《人来人往》:
麦子熟了
17岁以前,我一直生活在渭北大荔县城的南边,也就是县城城南。城南离县城一两公里,从我们村向南,下一个两百米长的大坡,是一望无际的田野,城南村祖祖辈辈的人靠此生养。
这两天正是家乡麦子熟了的时节,我准备回家一趟,一是近两个月没有回去,心里不踏实,想看看母亲;二是也想看看家乡的麦收。
可当我一进村口,眼前看到的全是晾晒的麦子,新铺的水泥路面几乎被占满了。看来,我是回来晚了,没能赶上收割时的热闹景象。母亲说,现在的麦收,收割机直接就把麦粒装进袋子里了,再晾晒上一两天,夏收就结束了。我不由得感慨现代化的速度,但我还是很怀念小时候的麦收。

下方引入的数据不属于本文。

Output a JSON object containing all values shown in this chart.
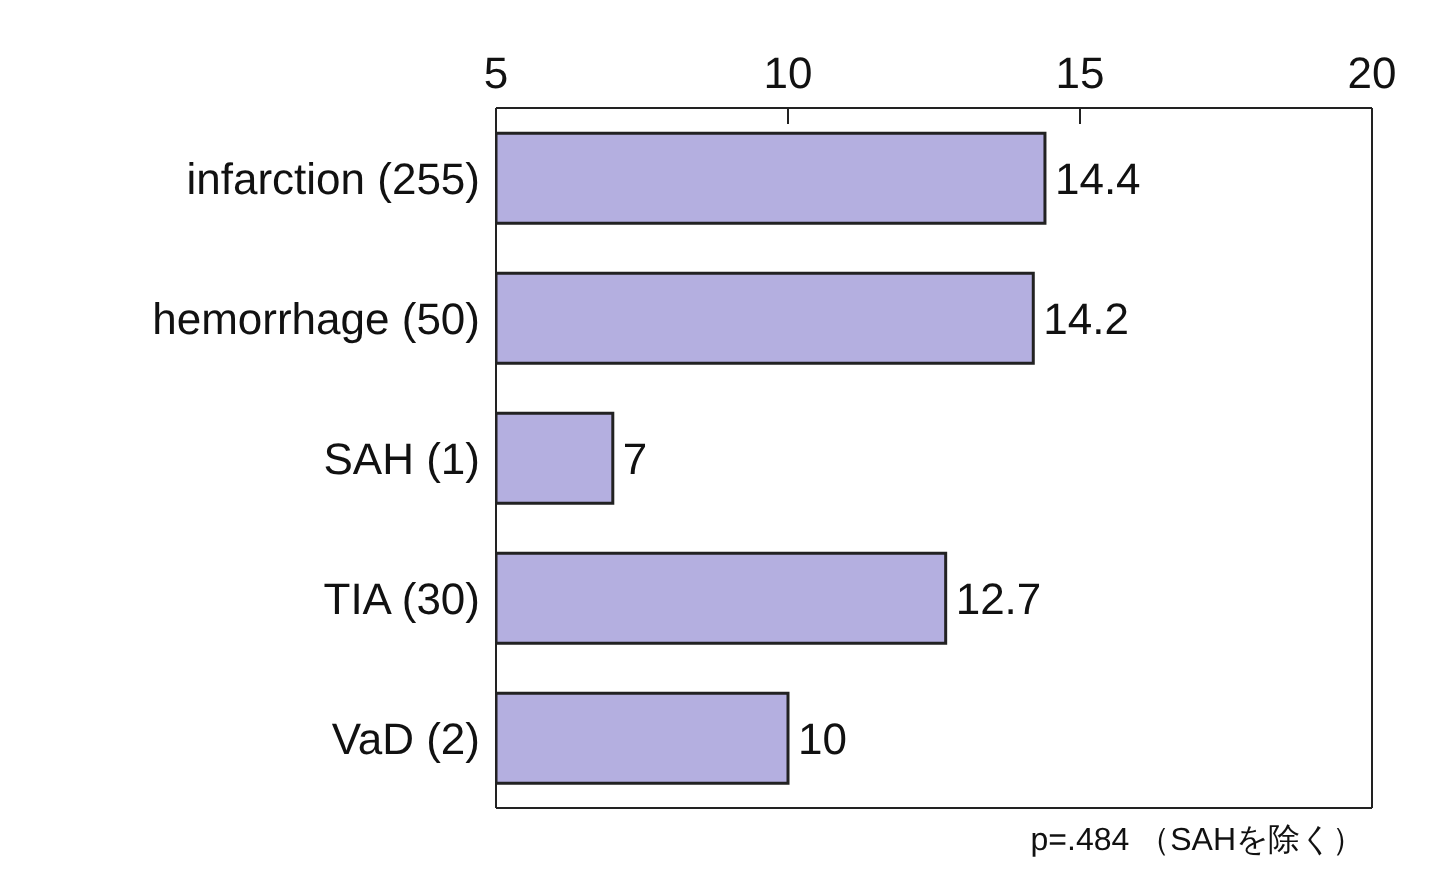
{
  "chart_data": {
    "type": "bar",
    "orientation": "horizontal",
    "categories": [
      "infarction (255)",
      "hemorrhage (50)",
      "SAH (1)",
      "TIA (30)",
      "VaD (2)"
    ],
    "values": [
      14.4,
      14.2,
      7,
      12.7,
      10
    ],
    "color": "#b4afe0",
    "xlim": [
      5,
      20
    ],
    "xticks": [
      5,
      10,
      15,
      20
    ],
    "data_labels": true,
    "annotations": [
      "p=.484 （SAHを除く）"
    ]
  }
}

印象中,人们把夏收看成一年中一个很重要的节日来过。早早地开始宣传,墙上刷着很大的字,诸如“争取三夏工作的全面胜利”,一部分劳力被抽出来做夏收的准备工作,磨镰刀、碾场、搭灶……碾麦子得有一个很大的场,场要光洁平整,一般碾场的人都是干活的把式,否则弄不好。夏收时以村为单位吃大锅饭,也是要挑拣几个干活麻利的妇女做饭。光是这夏收前的准备工作,气氛就很浓厚了,人人脸上都挂点笑,跟要过大年一样。经过秋播冬灌春长的麦子,终于可以在夏天收获了,谁能不高兴?小孩子们更是兴奋,经常会在新碾的场上先疯跑几圈,跑累了,就直挺挺地躺在上面休息。
当真正开镰,那就更热闹了。火辣辣的日头下,妇女在田里热火朝天地割麦,手快的一天能割两亩,她们还要比谁割的麦茬低,麦捆整齐;男人主要承担运输的工作,用架子车把割下的麦子拉到场上,路上到处是川流不息、你来我往的麦车;场上碾麦的活相对轻一些,一般老弱病残都留在了场上,那时候碾麦是用牛或者毛驴套着碌碡,转着圈一遍遍地碾。吃饭的时候最热闹了,把饭要送到田问地头,按男女定量分配,大家蹲着的、坐着的、站着的,说说笑笑,个个吃得香,饭后休息一会儿,队干部喊一声“干活了”,就又开始了。我那时最盼着夏收了,主要因为爱夏收时的热闹场景,爱吃夏收时的大锅饭,总觉得比自己家里的香。当然,孩子们在夏收时也不闲着,学校基本也不上课了,老师带着到收割完的地里捡麦穗,一个人提一个笼,弯着腰,不放过一个麦穗,捡完一块地,就到场里过秤,专门有人登记,等麦收完了,每个孩子都能领到一小笔钱,手快的竞比手慢的要高出1倍,常惹得大家眼红,我算是中游吧。麦收时的晚上也很有意思,到了活最紧张的那几天,白天劳累了一天的人们,晚上还得在场里将白天碾不完的麦子在晚上碾了,否则第二天就没有地方放了。本来孩子晚上就不用去了,可我们就爱凑热闹,和大人们一起翻场、起场、扬场,人声鼎沸,尘土飞扬,等干完活,每个人都是汗流浃背、灰头土脸的,回到家中一洗就睡觉了,第二天照样早早起来干活。
这样的日子过得很快,半个月下来,麦子基本上就割、碾、晒完了,下来就是收尾工作,大部分麦子要交给国家,叫“交粮”,少部分留下按人头分给村民。最后一顿大锅饭,要做得比平常特殊一些,好一些,炸油饼、油条或者油糕,那年月油金贵,能吃上一顿油炸的东西,就很幸福了,这算是散伙饭。吃完这顿饭,意味着夏收这个事就算过完了,孩子们就该回学校上课了,大人们又该秋播了。
几十年没有过过这样的麦收了,但留在我脑中的印象还是那样的清晰,那种麦子熟了的芳香似乎还可以闻得到,儿时和小伙伴们在一堆堆麦垛间追逐嬉戏的画面也仿佛就在昨日……
我曾经有过的麦收记忆,年年都会随着麦子熟了而泛起。